I giochi di luce nelle stanze di Vailati fanno parlare il silenzio

Grande interesse per la mostra inaugurata sabato all’ex chiesa dell’Angelo a Lodi

Un quadro per sognare, si potrebbe dire di ognuna delle opere che compongono la personale di Vittorio Vailati alla ex chiesa dell’Angelo. E per rivivere e riassaporare. Perché le sue stanze dipinte attingono, sì, agli spazi della memoria, restituendo momenti di vissuto rimasti ad aleggiare dentro case vuote, o che addirittura non esistono più; ma la qualità che si sprigiona dalla sua pittura diventa a tratti anche enigmatica e arcana, assorta nella traduzione di un mondo trascorso, pervaso di suggestioni magiche e umori introspettivi.
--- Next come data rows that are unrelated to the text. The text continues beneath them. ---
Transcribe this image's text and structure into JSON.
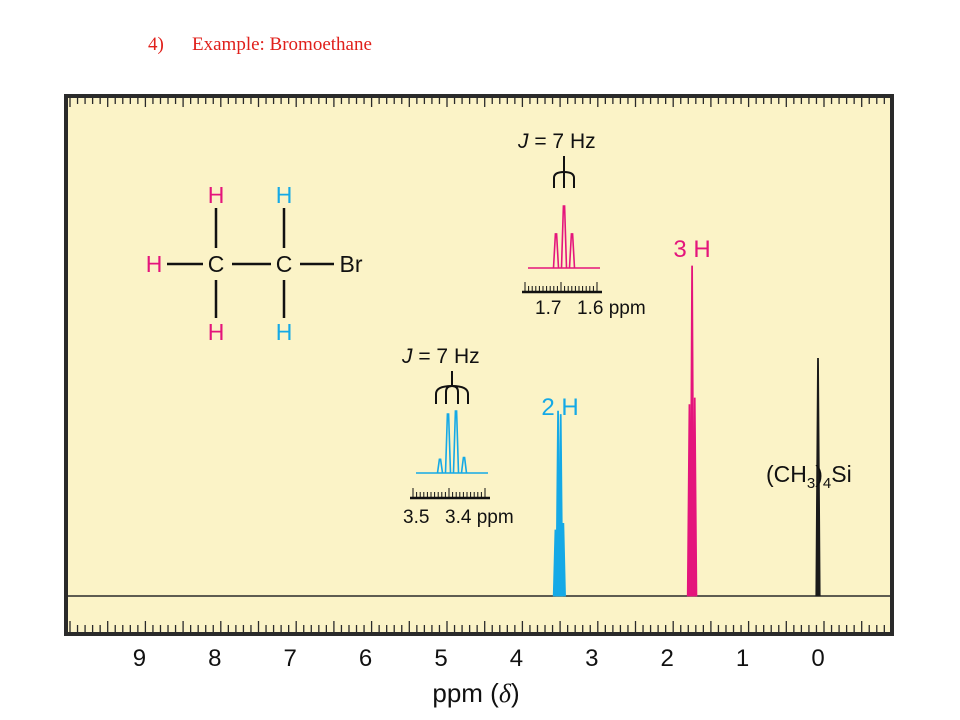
{
  "slide": {
    "number": "4)",
    "title": "Example: Bromoethane"
  },
  "colors": {
    "panel_bg": "#fbf3c7",
    "frame": "#2a2a2a",
    "ch3": "#e4157c",
    "ch2": "#15a9e6",
    "tms": "#1a1a1a",
    "title": "#e0201b"
  },
  "structure": {
    "atoms": {
      "h_left": "H",
      "c1": "C",
      "c2": "C",
      "br": "Br",
      "h_c1_top": "H",
      "h_c1_bottom": "H",
      "h_c2_top": "H",
      "h_c2_bottom": "H"
    }
  },
  "chart_data": {
    "type": "line",
    "xlabel_main": "ppm (",
    "xlabel_symbol": "δ",
    "xlabel_close": ")",
    "xlim": [
      10,
      -1
    ],
    "x_ticks": [
      9,
      8,
      7,
      6,
      5,
      4,
      3,
      2,
      1,
      0
    ],
    "peaks": [
      {
        "group": "CH3",
        "integration": "3 H",
        "multiplicity": "triplet",
        "center_ppm": 1.67,
        "J_Hz": 7,
        "relative_heights": [
          0.6,
          1.0,
          0.58
        ],
        "color": "#e4157c"
      },
      {
        "group": "CH2",
        "integration": "2 H",
        "multiplicity": "quartet",
        "center_ppm": 3.43,
        "J_Hz": 7,
        "relative_heights": [
          0.22,
          0.55,
          0.56,
          0.2
        ],
        "color": "#15a9e6"
      },
      {
        "group": "TMS",
        "label_main": "(CH",
        "label_sub": "3",
        "label_paren": ")",
        "label_sub2": "4",
        "label_end": "Si",
        "center_ppm": 0.0,
        "relative_heights": [
          0.72
        ],
        "color": "#1a1a1a"
      }
    ],
    "insets": [
      {
        "group": "CH3",
        "J_label_italic": "J",
        "J_label_rest": " = 7 Hz",
        "tick_labels": [
          "1.7",
          "1.6 ppm"
        ],
        "color": "#e4157c"
      },
      {
        "group": "CH2",
        "J_label_italic": "J",
        "J_label_rest": " = 7 Hz",
        "tick_labels": [
          "3.5",
          "3.4 ppm"
        ],
        "color": "#15a9e6"
      }
    ]
  }
}
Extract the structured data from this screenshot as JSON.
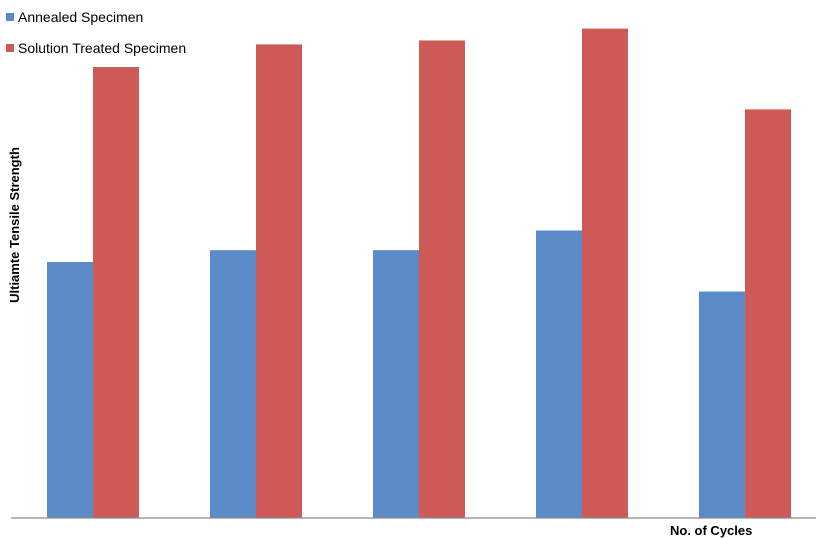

Sono stati i numerosissimi visitatori che già in questi primi giorni di apertura si sono lasciati avvincere dalle trentasei opere esposte a ricordare come la città senta il bisogno di mostre di valore, di come il pubblico che altrove diserta o quasi le rassegne sappia riconoscere la buona pittura che, nel caso specifico, viene da una riflessione e un esercizio durati quattro anni, nel tempo abituato all’avvicendarsi senza sosta di proposte espositive, con “serie” di opere sfornate a brevissima distanza una dall’altra.

Curata da Tino Gipponi, le cui parole nel testo in catalogo sono state lette all’inaugurazione di sabato dalla “fine dicitrice” Paola Cremascoli, la mostra aperta dal saluto dell’assessore Mariarosa Devecchi per l’amministrazione comunale ha per motivo conduttore lo studio della luce. Luce piena e diurna, capace di svelare impietosa i segni dell’abbandono con il loro carico di inquietudini; ma anche luce che da finestre socchiuse e porte aperte tra le quali si rincorrono stanze vuote, nel dialogo frequente tra esterno e interno, si fa morbida e soffusa, a tratti crepuscolare, quando si posa sulle pareti e sulle coltri in camere rimaste immobili, in un “dopo” che lascia spazio all’immaginario. L’altra dimensione di questi interni è il silenzio, o meglio l’“Eloquio del silenzio” del titolo della mostra, nelle stanze rimaste vive attorno a ciò che rimane, nel ricordo stemperato nelle opere più recenti in meno definite e più evocative atmosfere, alla ricerca forse di quel pulviscolo del tempo capace di accarezzare cose lontane. Nella compattezza dell’argomentazione tematica, Vailati parla di una riflessione profonda e non improvvisata: nelle scelte figurative, nelle inquadrature, nelle profondità prospettiche e nell’armonia coloristica dei toni caldi, omogeneamente distesi tra ombre e luci secondo una rinnovata grammatica, ha trovato l’accordo tra significato e significante che imprime nel suo linguaggio questa svolta evolutiva.